The image of the Bradford mass killer is contained alongside other well-known Yorkshire people or characters, including Keighley-born actress Mollie Sugden, on the garments produced by London-based firm Totally Original T-shirts which ape the popular TV series The Only Way Is Essex.

But demands have been made by a senior Bradford Councillor for the company to immediately remove the items from sale.

Executive member, Councillor David Green, whose responsibilities include tourism, described the decision to include the Ripper on a supposedly humorous T-shirt as “the lowest of the low”.

He said: “It’s thoughtless, tasteless and the most disgusting, exploitative piece of clothing I have ever heard of.

“To make money out of something like this is outrageous.

“I would suggest this company needs to re-think it’s design and withdraw it from sale until Peter Sutcliffe is removed.”

Among the other well-known faces on the T-shirt, claimed by the makers to be a homage to all things that make Yorkshire great, are Huddersfield-born former Prime Minister Harold Wilson in a flat cap, actress Diana Rigg in a cat suit, Last of the Summer Wine character Nora Batty and former England cricketer Geoffrey Boycott.

They are shown perched on or behind a sofa and a drystone wall with pigeons and greyhounds.

Sutcliffe, a married lorry driver, of Heaton, Bradford, was convicted by an Old Bailey jury in 1981 of the murders of 13 women and the attempted murders of seven others during a reign of terror which started in the mid-1970s.

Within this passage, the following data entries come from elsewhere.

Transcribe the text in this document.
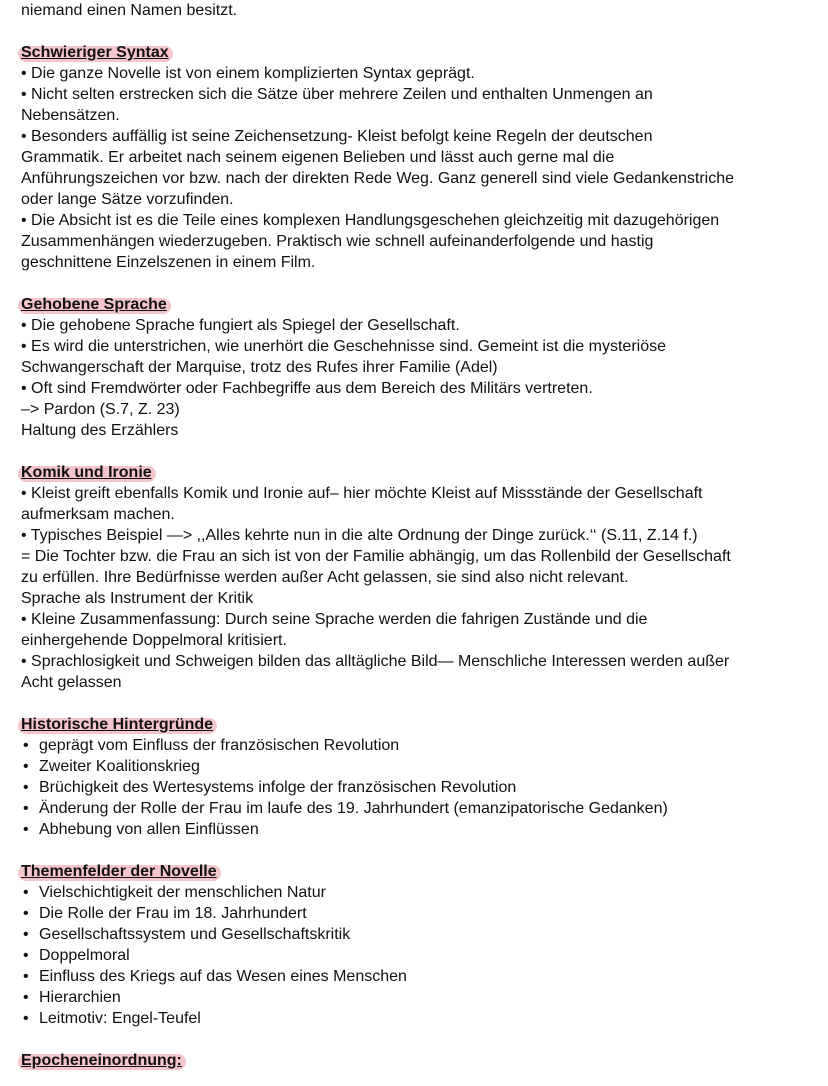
niemand einen Namen besitzt.

Schwieriger Syntax

• Die ganze Novelle ist von einem komplizierten Syntax geprägt.

• Nicht selten erstrecken sich die Sätze über mehrere Zeilen und enthalten Unmengen an

Nebensätzen.

• Besonders auffällig ist seine Zeichensetzung- Kleist befolgt keine Regeln der deutschen

Grammatik. Er arbeitet nach seinem eigenen Belieben und lässt auch gerne mal die

Anführungszeichen vor bzw. nach der direkten Rede Weg. Ganz generell sind viele Gedankenstriche

oder lange Sätze vorzufinden.

• Die Absicht ist es die Teile eines komplexen Handlungsgeschehen gleichzeitig mit dazugehörigen

Zusammenhängen wiederzugeben. Praktisch wie schnell aufeinanderfolgende und hastig

geschnittene Einzelszenen in einem Film.

Gehobene Sprache

• Die gehobene Sprache fungiert als Spiegel der Gesellschaft.

• Es wird die unterstrichen, wie unerhört die Geschehnisse sind. Gemeint ist die mysteriöse

Schwangerschaft der Marquise, trotz des Rufes ihrer Familie (Adel)

• Oft sind Fremdwörter oder Fachbegriffe aus dem Bereich des Militärs vertreten.

–> Pardon (S.7, Z. 23)

Haltung des Erzählers

Komik und Ironie

• Kleist greift ebenfalls Komik und Ironie auf– hier möchte Kleist auf Missstände der Gesellschaft

aufmerksam machen.

• Typisches Beispiel —> ,,Alles kehrte nun in die alte Ordnung der Dinge zurück.‘‘ (S.11, Z.14 f.)

= Die Tochter bzw. die Frau an sich ist von der Familie abhängig, um das Rollenbild der Gesellschaft

zu erfüllen. Ihre Bedürfnisse werden außer Acht gelassen, sie sind also nicht relevant.

Sprache als Instrument der Kritik

• Kleine Zusammenfassung: Durch seine Sprache werden die fahrigen Zustände und die

einhergehende Doppelmoral kritisiert.

• Sprachlosigkeit und Schweigen bilden das alltägliche Bild— Menschliche Interessen werden außer

Acht gelassen

Historische Hintergründe
• geprägt vom Einfluss der französischen Revolution
• Zweiter Koalitionskrieg
• Brüchigkeit des Wertesystems infolge der französischen Revolution
• Änderung der Rolle der Frau im laufe des 19. Jahrhundert (emanzipatorische Gedanken)
• Abhebung von allen Einflüssen
Themenfelder der Novelle
• Vielschichtigkeit der menschlichen Natur
• Die Rolle der Frau im 18. Jahrhundert
• Gesellschaftssystem und Gesellschaftskritik
• Doppelmoral
• Einfluss des Kriegs auf das Wesen eines Menschen
• Hierarchien
• Leitmotiv: Engel-Teufel
Epocheneinordnung:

Telegraph & Argus reader and Bradford exile Ian Shaw said he was shocked to see the image of the Ripper when he received one of the T-shirts as a present.

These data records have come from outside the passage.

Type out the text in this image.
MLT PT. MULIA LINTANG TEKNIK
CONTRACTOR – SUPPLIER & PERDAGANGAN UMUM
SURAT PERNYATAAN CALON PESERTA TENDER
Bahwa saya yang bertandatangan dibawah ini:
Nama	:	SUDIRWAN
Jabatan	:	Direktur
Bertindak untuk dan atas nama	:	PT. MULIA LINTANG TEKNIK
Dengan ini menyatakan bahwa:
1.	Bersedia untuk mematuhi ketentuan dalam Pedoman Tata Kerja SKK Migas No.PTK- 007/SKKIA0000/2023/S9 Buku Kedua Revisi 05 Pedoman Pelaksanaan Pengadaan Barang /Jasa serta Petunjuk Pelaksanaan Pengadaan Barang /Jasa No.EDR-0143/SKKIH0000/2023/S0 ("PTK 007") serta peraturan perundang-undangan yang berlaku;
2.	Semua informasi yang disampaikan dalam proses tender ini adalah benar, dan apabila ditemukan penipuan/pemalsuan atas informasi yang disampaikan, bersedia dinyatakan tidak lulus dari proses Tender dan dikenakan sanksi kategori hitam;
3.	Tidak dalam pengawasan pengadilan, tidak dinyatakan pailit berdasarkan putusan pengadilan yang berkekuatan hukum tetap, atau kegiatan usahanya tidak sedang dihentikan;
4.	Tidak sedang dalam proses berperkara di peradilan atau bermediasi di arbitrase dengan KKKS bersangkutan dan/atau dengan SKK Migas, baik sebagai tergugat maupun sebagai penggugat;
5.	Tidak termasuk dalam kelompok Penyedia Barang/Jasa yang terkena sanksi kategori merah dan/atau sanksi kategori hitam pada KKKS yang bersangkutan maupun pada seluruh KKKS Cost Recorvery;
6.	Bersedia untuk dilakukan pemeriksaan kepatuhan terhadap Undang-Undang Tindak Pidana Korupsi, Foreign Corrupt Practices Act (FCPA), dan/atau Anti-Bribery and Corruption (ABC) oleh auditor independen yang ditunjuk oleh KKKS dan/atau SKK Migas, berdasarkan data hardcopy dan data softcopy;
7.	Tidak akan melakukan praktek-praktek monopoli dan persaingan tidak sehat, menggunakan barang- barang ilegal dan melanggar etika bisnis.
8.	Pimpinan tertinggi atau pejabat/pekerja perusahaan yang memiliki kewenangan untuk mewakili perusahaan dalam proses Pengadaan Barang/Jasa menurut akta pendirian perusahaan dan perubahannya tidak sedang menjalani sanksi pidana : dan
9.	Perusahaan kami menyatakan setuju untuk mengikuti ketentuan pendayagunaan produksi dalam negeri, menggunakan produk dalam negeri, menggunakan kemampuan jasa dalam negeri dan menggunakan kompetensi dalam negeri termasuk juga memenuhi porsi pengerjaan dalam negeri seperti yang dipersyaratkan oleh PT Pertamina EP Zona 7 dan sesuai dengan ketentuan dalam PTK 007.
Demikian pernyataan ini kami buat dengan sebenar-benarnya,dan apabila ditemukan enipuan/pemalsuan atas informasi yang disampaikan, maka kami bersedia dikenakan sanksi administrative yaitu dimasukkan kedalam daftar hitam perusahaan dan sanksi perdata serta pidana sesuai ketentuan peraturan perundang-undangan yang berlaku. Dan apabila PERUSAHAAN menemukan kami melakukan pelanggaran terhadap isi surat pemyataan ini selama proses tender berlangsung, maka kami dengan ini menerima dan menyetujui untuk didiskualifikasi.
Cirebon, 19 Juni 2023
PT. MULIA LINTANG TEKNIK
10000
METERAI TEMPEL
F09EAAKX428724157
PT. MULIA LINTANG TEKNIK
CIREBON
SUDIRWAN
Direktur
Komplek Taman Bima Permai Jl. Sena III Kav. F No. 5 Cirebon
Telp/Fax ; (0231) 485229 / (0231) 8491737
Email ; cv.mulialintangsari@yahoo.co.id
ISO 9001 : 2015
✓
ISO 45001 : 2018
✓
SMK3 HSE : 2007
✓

“How can anyone design a T-shirt with him on the front and how can anyone wear it?” he said.

The T-shirt, sold on the Iffyton High Street website, is one of a whole Grim Up North range, according to the manufacturer’s website.

The marketing blurb describes the range as “celebrating the best of Northern style and humour”.

It continues: “We’ve got a mushy peas T-shirt in the style of pop art and keeping in that context we have a Lowry dole queue shirt.

“Whether you keep a ferret or eat black pudding, this range of northern T-shirts will keep flies off.”

A spokesman for TOT-shirts told the Telegraph & Argus that these were the first complaints it had received about the T-shirt since it went on sale.

He said: “It’s just a bit of dark humor and if it’s offended anyone it wasn’t intentional.

“If the man who was offended when he got it as a gift wants to get in touch with us we’ll replace it with another T-shirt of his choice.

“We sell lots of our Grim Up North range to northerners which proves they are big enough to take the mickey out of the stereotype.”

But Bradford-born businessman and chairman of the Yorkshire Society, Keith Madeley, said: “We’re making great strides to promote the proper professional image of Yorkshire and we don’t want so-called dark humour to be holding us back.”